Representation Learning of Multivariate Time Series using Attention and Adversarial Training
Leon Scharwächter, Sebastian Otte
TL;DR
This work tackles robust representation learning for multivariate time series under data scarcity by combining a Transformer-based autoencoder with adversarial training to generate plausible synthetic sequences. The approach maps a prior $p_{noise}$ through a generator $G$ to produce artificial sequences, aiming to align the learned latent space with the data distribution $p_{data}$ via an adversarial discriminator. Evaluations using DTW, multivariate entropy, and t-SNE reveal that the Transformer with a Wasserstein GAN (TAE-WGAN) achieves the best dataset-matching similarity, though mode coverage and diversity remain challenging for some variants. Overall, the method shows promise for data augmentation and counterfactual generation in multivariate time series, with code and experiments available for reproducibility.
Abstract
A critical factor in trustworthy machine learning is to develop robust representations of the training data.

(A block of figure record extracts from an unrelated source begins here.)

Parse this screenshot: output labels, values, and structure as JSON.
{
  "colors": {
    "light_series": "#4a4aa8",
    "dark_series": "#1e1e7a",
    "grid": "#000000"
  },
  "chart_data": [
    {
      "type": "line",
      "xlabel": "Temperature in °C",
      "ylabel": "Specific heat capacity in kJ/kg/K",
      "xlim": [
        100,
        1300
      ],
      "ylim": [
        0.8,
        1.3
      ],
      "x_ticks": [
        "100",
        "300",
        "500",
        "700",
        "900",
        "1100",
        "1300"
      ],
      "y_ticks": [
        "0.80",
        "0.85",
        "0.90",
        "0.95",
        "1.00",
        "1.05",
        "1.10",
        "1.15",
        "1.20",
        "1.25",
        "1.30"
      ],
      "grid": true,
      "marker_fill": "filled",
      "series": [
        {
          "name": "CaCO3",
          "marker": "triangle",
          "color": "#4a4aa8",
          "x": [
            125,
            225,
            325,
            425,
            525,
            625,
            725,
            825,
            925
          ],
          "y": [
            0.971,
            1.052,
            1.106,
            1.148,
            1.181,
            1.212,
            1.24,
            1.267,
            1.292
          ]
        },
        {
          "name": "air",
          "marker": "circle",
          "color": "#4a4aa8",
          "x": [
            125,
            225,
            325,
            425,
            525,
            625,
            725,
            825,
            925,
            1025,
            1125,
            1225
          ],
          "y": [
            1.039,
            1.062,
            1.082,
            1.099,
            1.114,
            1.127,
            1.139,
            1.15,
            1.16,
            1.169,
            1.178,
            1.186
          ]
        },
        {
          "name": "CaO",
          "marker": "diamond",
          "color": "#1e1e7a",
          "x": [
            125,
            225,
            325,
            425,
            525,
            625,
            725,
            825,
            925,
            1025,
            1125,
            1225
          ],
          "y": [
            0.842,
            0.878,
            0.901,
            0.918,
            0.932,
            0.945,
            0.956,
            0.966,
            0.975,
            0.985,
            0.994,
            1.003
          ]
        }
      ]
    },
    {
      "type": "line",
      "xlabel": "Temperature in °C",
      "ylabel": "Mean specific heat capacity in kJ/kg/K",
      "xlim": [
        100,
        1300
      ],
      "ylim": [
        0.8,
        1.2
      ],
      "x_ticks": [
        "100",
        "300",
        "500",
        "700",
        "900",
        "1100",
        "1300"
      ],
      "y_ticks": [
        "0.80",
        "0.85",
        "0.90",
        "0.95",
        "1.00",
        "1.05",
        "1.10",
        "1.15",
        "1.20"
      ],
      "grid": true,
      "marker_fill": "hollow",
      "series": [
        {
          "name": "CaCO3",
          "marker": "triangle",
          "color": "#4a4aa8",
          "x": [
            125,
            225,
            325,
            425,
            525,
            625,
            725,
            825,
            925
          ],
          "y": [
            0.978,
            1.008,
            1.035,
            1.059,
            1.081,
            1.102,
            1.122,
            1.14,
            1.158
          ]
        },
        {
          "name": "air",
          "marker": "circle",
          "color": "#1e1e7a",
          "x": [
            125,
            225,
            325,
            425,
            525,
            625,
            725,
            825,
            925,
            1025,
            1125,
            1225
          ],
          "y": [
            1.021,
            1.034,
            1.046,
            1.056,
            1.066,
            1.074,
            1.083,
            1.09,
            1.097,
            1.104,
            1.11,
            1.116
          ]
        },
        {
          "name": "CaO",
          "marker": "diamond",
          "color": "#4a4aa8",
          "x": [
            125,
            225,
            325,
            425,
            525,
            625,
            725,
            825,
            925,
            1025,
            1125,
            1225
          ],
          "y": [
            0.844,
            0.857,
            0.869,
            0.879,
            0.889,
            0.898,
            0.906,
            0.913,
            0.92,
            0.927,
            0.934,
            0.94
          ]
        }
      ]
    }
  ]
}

Only under this guarantee methods are legitimate to artificially generate data, for example, to counteract imbalanced datasets or provide counterfactual explanations for blackbox decision-making systems. In recent years, Generative Adversarial Networks (GANs) have shown considerable results in forming stable representations and generating realistic data. While many applications focus on generating image data, less effort has been made in generating time series data, especially multivariate signals. In this work, a Transformer-based autoencoder is proposed that is regularized using an adversarial training scheme to generate artificial multivariate time series signals. The representation is evaluated using t-SNE visualizations, Dynamic Time Warping (DTW) and Entropy scores. Our results indicate that the generated signals exhibit higher similarity to an exemplary dataset than using a convolutional network approach.